99. Hükümet, sözkonusu başvuruda, devlet görevlilerinin iddia konusu olaylara karıştığı konusunda delil olmadığını iddia etmiştir. (bkz. yukarıdaki 84. par). Dahası, başvuran, hiçbir aşamada ne kendisi ne de amcası adına açık bir suçlamada bulunmamıştır. (bkz yukarıdaki 67. ve 76. paragraflar)

100. Bu bağlamda, Mahkeme, Hükümetin iddia ettiğinin tersine, sözleşmeci devlete düşen sorumluluğun, sadece, öldürmenin bir devlet görevlisi tarafından gerçekleştirildiğinin tespit edildiği hallerle sınırlı olmadığını vurgulamıştır. Ne de merhumun ailesinin veya diğerlerinin yetkili makamlara öldürmenin soruşturulması için resmi bir başvuruda bulunup bulunmadığı konusu katidir. Sözkonusu davada, başvuranın amcasının öldürülmesi konusunda yetkililerin bilgilendirilmesi, fiilen, Sözleşmenin 2. maddesi bağlamında etkili bir soruşturma yapma sorumluluğu doğurur (bkz. mutatis mutandis 28 Temmuz 1998 tarihli Ergi Türkiye'ye Karşı Kararı, Raporlar 1998-..., s. ..., par. 82). Aynı durum, başvurana sekiz el ateş edildiği için, adam öldürmeye teşebbüs suçu olarak nitelendirilen saldırı için de geçerlidir (bkz. yukarıdaki 36. par.).

101. Sözkonusu davada, hazırlık soruşturmasını yapmakla sorumlu makamlar ve yetkili Savcılık tarafından sözkonusu olayları takiben hangi adımların atıldığı hususunda bir ihtilaf yoktur (bkz. yukarıdaki paragraflar 35-45).

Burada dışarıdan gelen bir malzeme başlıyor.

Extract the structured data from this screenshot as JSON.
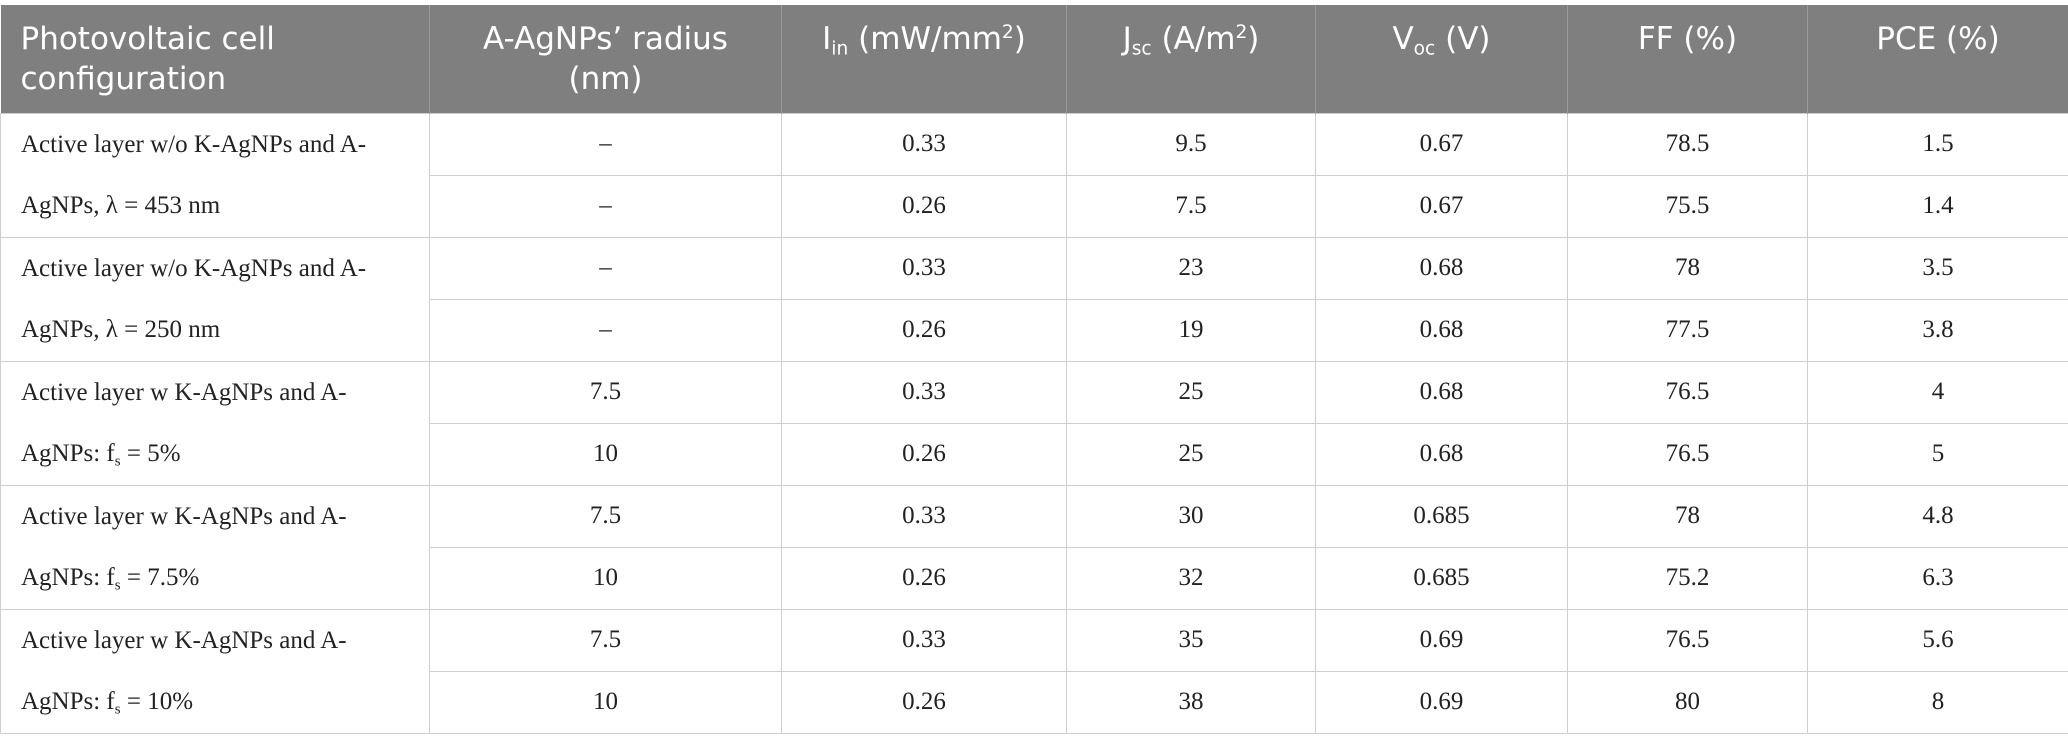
{
  "table": {
    "header": [
      [
        {
          "text": "Photovoltaic cell configuration"
        }
      ],
      [
        {
          "text": "A-AgNPs’ radius (nm)"
        }
      ],
      [
        {
          "text": "I"
        },
        {
          "sub": "in"
        },
        {
          "text": " (mW/mm"
        },
        {
          "sup": "2"
        },
        {
          "text": ")"
        }
      ],
      [
        {
          "text": "J"
        },
        {
          "sub": "sc"
        },
        {
          "text": " (A/m"
        },
        {
          "sup": "2"
        },
        {
          "text": ")"
        }
      ],
      [
        {
          "text": "V"
        },
        {
          "sub": "oc"
        },
        {
          "text": " (V)"
        }
      ],
      [
        {
          "text": "FF (%)"
        }
      ],
      [
        {
          "text": "PCE (%)"
        }
      ]
    ],
    "groups": [
      {
        "label": [
          {
            "text": "Active layer w/o K-AgNPs and A-AgNPs, λ = 453 nm"
          }
        ],
        "rows": [
          [
            "–",
            0.33,
            9.5,
            0.67,
            78.5,
            1.5
          ],
          [
            "–",
            0.26,
            7.5,
            0.67,
            75.5,
            1.4
          ]
        ]
      },
      {
        "label": [
          {
            "text": "Active layer w/o K-AgNPs and A-AgNPs, λ = 250 nm"
          }
        ],
        "rows": [
          [
            "–",
            0.33,
            23,
            0.68,
            78,
            3.5
          ],
          [
            "–",
            0.26,
            19,
            0.68,
            77.5,
            3.8
          ]
        ]
      },
      {
        "label": [
          {
            "text": "Active layer w K-AgNPs and A-AgNPs: f"
          },
          {
            "sub": "s"
          },
          {
            "text": " = 5%"
          }
        ],
        "rows": [
          [
            7.5,
            0.33,
            25,
            0.68,
            76.5,
            4
          ],
          [
            10,
            0.26,
            25,
            0.68,
            76.5,
            5
          ]
        ]
      },
      {
        "label": [
          {
            "text": "Active layer w K-AgNPs and A-AgNPs: f"
          },
          {
            "sub": "s"
          },
          {
            "text": " = 7.5%"
          }
        ],
        "rows": [
          [
            7.5,
            0.33,
            30,
            0.685,
            78,
            4.8
          ],
          [
            10,
            0.26,
            32,
            0.685,
            75.2,
            6.3
          ]
        ]
      },
      {
        "label": [
          {
            "text": "Active layer w K-AgNPs and A-AgNPs: f"
          },
          {
            "sub": "s"
          },
          {
            "text": " = 10%"
          }
        ],
        "rows": [
          [
            7.5,
            0.33,
            35,
            0.69,
            76.5,
            5.6
          ],
          [
            10,
            0.26,
            38,
            0.69,
            80,
            8
          ]
        ]
      }
    ]
  }
}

Başvurana yapılan silahlı saldırının ardından, aynı gün, 15 Ocak 1993 tarihinde, polis soruşturması başlatılmıştır. İki gün süren bu ilk aşamanın sonunda, Mardinkapı Emniyet Müdürlüğü, 17 Ocak 1993 tarihli raporu ile saldırıdan sorumlu olanları tespit etmenin mümkün olmadığı sonucuna varmıştır. Sonuç olarak, 20 Ocak tarihinde, Diyarbakır Cumhuriyet Savcılığı, Emniyet Müdürlüğü'nden soruşturmaya devam etmesini ve şüphelileri tutuklamasını istemiş; eğer bu mümkün değilse, üç ayda bir gelişmelerden haberdar edilmeyi talep etmiştir. 14 Nisan'da Cumhuriyet Savcısı, polis soruşturması sonuçlarından dava zamanaşımına uğrayana kadar her üç ayda bir bilgilendirilmeyi istediği yolundaki benzer talimatını yinelemiştir. Talimatdaki bir nota göre, sözkonusu tarih 15 Ocak 1998'e tekabül eder . (bkz yukarıdaki par. 39). Fakat, Hükümet, Sözleşme organları önünde, polisin üç ayda bir hazırlaması gereken soruşturma raporlarını sunmamıştır. (bkz. yukarıdaki paragraf 45)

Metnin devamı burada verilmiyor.